As a brief aside from multivariate distributions, there is the Probability Integral Transform.
Definition
Let \(X\) be a continuous random variable with CDF \(F_X(x)\). The Probability Integral Transform states that the random variable U, given by:
$$U=F_X(X)$$
is distributed uniformly over the interval [0,1]; i.e., \(U\sim\mathcal{U}(0,1)\).
Multivariate Probability Integral Transform
Let \(X=(X_1,X_2,\dots,X_n)\) be a random vector with continuous marginal CDFs \(F_i(x)=P(X_i\lt x)\).
By performing the PIT on each element, we get a random vector where each element has U(0,1) marginals:
$$(U_1,U_2,\dots,U_n)=(F_1(X_1),F_2(X_2),\dots,F_n(X_n))$$
Continuing with our random vector \(U\), we define a copula function as:
$$C(u_1,u_2,\dots,u_n)=P(U_1\leq u_1, U_2\leq u_2,\dots, U_n\leq u_n)$$
Gaussian Copula
We previously covered how to generated correlated Gaussian variables. We can combine this with our multivariate Probability Integral Transform to get dependent uniforms.
Getting the Copula
A corollary to the probability integral transform that we've seen with the quantile function is that given a variable in the interval (0,1), we can transform it a random variable distributed from a given distribution by applying the inverse CDF.
For the Gaussian copula, we apply the normal quantile function to turn our uniform values into normally distributed. If there is a Gaussian copula, then we would see this result distributed as a correlated multivariate normal.
Sampling from the Copula
Sampling is going the reverse of above. We can generate correlated normals through a multivariate normal distribution. We then apply the marginal CDF to each element to get correlated quantiles.
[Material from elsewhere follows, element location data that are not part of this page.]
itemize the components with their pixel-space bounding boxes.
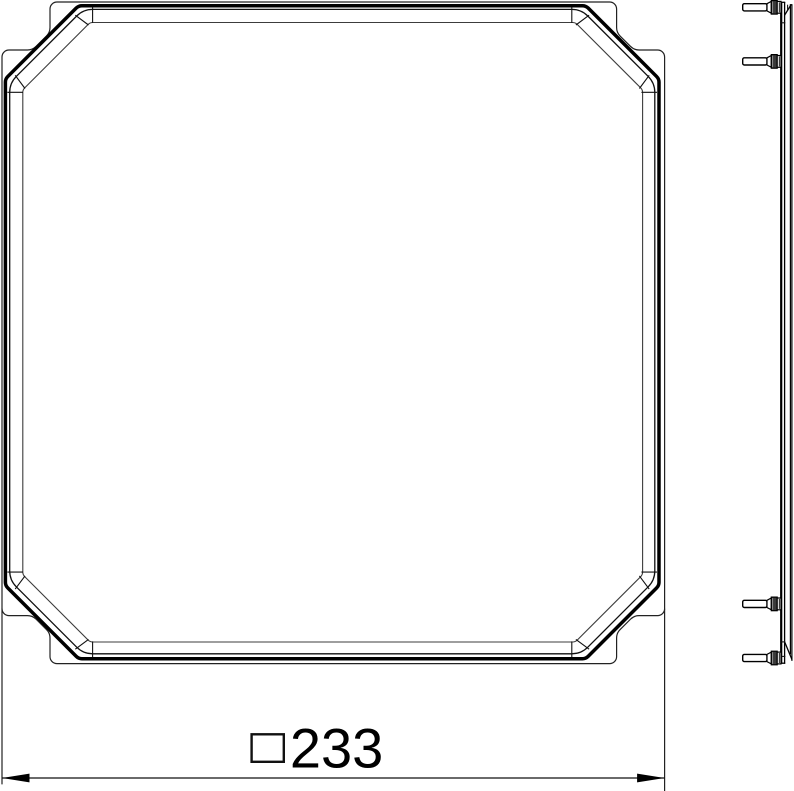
svg-text:233: 233: [290, 717, 383, 780]
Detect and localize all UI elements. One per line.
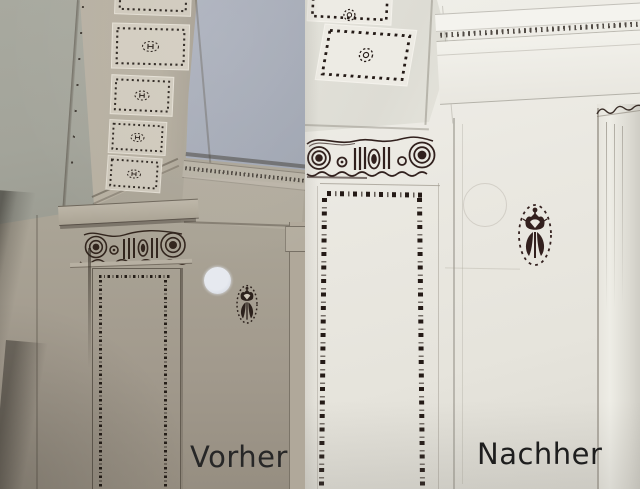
dotted-band-border [99,275,172,278]
dotted-band-border [319,198,327,489]
before-label: Vorher [190,440,288,474]
dotted-band-border [99,280,102,489]
coffer-panel [110,22,190,71]
pilaster-panel-edge [438,183,439,489]
coffer-panel [314,23,418,87]
coffer-panel [306,0,394,26]
pilaster-edge-shadow [181,268,183,489]
photo-after: Nachher [305,0,640,489]
flute-line [614,124,615,309]
corner-shadow [0,340,52,489]
ionic-scroll-frieze [305,128,445,180]
flute-line [606,122,607,312]
dotted-band-border [164,280,167,489]
coffer-panel [105,154,163,194]
wall-edge-line [36,215,38,489]
edge-pilaster [289,222,305,489]
plaster-test-patch [463,183,507,227]
dotted-band-border [417,198,425,489]
plaster-test-patch [204,267,231,294]
before-after-comparison: Vorher [0,0,640,489]
photo-before: Vorher [0,0,305,489]
pilaster-panel-outline [92,268,181,489]
dotted-band-border [327,191,423,197]
pilaster-edge-shadow [88,248,91,368]
pilaster-panel-edge [317,186,318,489]
coffer-panel [114,0,193,17]
coffer-panel [107,118,168,156]
wall-panel-line [445,267,520,269]
thistle-stencil [231,280,263,330]
pilaster-panel-outline [320,183,440,190]
flute-line [622,126,623,306]
fluted-pilaster-edge [597,108,599,489]
edge-pilaster-capital [285,226,305,252]
pilaster-capital-scroll [597,100,640,118]
after-label: Nachher [477,437,602,471]
fluted-pilaster [597,104,640,489]
frieze-band [437,30,640,105]
wall-corner-line [453,118,455,489]
wall-corner-line [462,124,463,484]
thistle-stencil [511,200,559,272]
coffer-panel [109,74,175,118]
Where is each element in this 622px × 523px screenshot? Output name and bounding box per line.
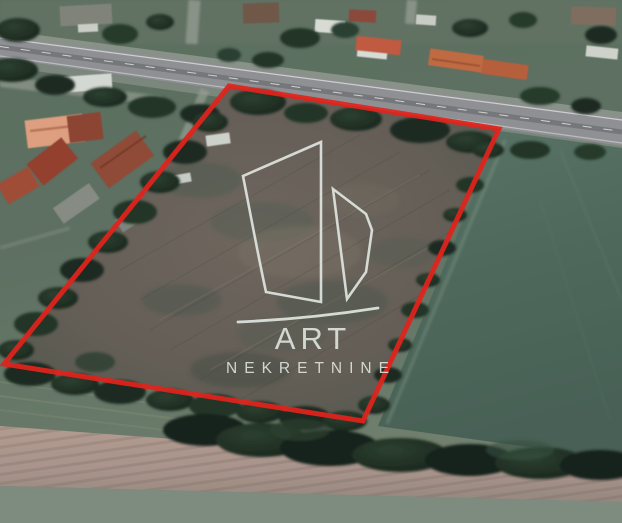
logo-subtitle: NEKRETNINE bbox=[226, 360, 396, 377]
logo-title: ART bbox=[275, 321, 351, 356]
aerial-photo-canvas: ART NEKRETNINE bbox=[0, 0, 622, 523]
aerial-photo: ART NEKRETNINE bbox=[0, 0, 622, 523]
We then apply the quantile function of choice to each element to get them into having marginal distributions of whatever we would like.
T-Copula
A similar copula can be performed with heavier tails using the multivariate T-distribution as we did for the Gaussian copula.
Copula Practice Problems
Generate pairs of random variables (X,Y) such that:
The marginal distribution of X is exponential with \(\lambda=1\)
The marginal distribution of Y is uniform on interval \([0,1]\)
The dependence structure between X and Y is given by a Gaussian copula coefficients \(\rho=0.7\)
Output this as a scatter plot. Also output histograms of each marginal.
Generate pairs of random variables (X,Y) such that:
The marginal distribution of X is exponential with \(\lambda=2\)
The marginal distribution of Y is exponential with \(\lambda=3\)
The dependence structure between X and Y is given by a Gaussian copula coefficients \(\rho=-0.3\)
Output this as a scatter plot. Also output histograms of each marginal.
Generate pairs of random variables \((X, Y)\) such that:
The marginal distribution of \(X\) is a standard normal distribution.
The marginal distribution of \(Y\) follows a Pareto distribution with shape parameter \(\alpha = 2\) and scale parameter \(x_m = 1\).
The dependence structure is defined by a Gaussian copula with correlation coefficient \(\rho = -0.5\).
Compute the sample correlation coefficient between \(X\) and \(Y\), and discuss whether it aligns with the specified dependence.
Create pairs \((X, Y)\) where:
\(X\) follows a gamma distribution with shape \(k=2\) and scale \(\theta=2\).
\(Y\) follows a logistic distribution with location \(m=0\) and scale \(s=1\).
The dependence is modeled using a Gaussian copula with correlation coefficient \(\rho = 0.3\).
Simulate 2,000 pairs and plot the histograms of \(X\) and \(Y\) to verify the marginals. Assess the dependence by calculating Kendall's tau and interpret the result.